Find the probability of even numbers that can be possible only with 1, 2, 3, 4 in 4 digits

At first it looks completely random (and it is), but then we find the balls pile up in a nice pattern: the Normal Distribution.

1297, 2467, 2468, 1298, 8366, 8367, 8368, 8369, 8370, 8371, 8372

What is the Probability of making even number of 4 digits using 1,2 3 4 without any digit being repeated?

Solution: The number of ways that the four digits formed by the digits 1, 2, 3 4 without repetition will be = 4! = 2 × 3! Answer: The probability of making an even number of 4digits using 1,2,3 and 4 without being repeated is 1/2.

How many 4 digit even numbers can be formed using the digits 1,2 3 4 and 5 if your not allowed to repeat any digits?

Hence, there are 48 four digit even numbers that can be formed using the digits 1, 2, 3, 4, 5 if no digit is repeated.

What is the possibility of making an even number of 4 digits?
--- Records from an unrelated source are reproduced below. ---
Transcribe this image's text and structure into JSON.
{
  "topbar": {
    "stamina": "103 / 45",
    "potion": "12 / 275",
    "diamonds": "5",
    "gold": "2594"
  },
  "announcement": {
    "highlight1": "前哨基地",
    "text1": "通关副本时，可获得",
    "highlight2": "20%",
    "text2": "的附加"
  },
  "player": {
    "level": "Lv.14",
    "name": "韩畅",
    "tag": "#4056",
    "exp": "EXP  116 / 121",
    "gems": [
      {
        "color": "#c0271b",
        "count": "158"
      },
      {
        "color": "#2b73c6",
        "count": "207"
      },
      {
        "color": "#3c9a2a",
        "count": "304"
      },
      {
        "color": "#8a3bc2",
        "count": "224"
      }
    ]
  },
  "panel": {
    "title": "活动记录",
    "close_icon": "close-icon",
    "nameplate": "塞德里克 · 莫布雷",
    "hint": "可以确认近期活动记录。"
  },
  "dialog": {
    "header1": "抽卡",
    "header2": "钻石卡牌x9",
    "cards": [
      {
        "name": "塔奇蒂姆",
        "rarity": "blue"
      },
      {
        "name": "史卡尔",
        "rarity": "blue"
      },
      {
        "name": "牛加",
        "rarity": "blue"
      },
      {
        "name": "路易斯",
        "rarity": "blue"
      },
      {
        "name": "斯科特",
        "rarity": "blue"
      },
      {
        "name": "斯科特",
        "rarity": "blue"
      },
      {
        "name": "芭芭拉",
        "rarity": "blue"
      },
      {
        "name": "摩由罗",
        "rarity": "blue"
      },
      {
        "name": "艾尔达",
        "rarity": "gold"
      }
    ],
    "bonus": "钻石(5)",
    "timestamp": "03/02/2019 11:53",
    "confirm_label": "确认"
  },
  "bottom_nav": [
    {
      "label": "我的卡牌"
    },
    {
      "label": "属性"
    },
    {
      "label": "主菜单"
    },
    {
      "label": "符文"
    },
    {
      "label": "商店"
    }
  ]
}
So, required number of ways in which four digit even numbers can be formed from the given digits is 2×4×3×2=48.

How many even numbers of four digits can be formed with the digits 1,2 3 4 5 6 repetitions of digits are allowed )?

The number of 4 digit even numbers that can be formed using 0, 1, 2, 3, 4, 5, 6 without repetition is: 420.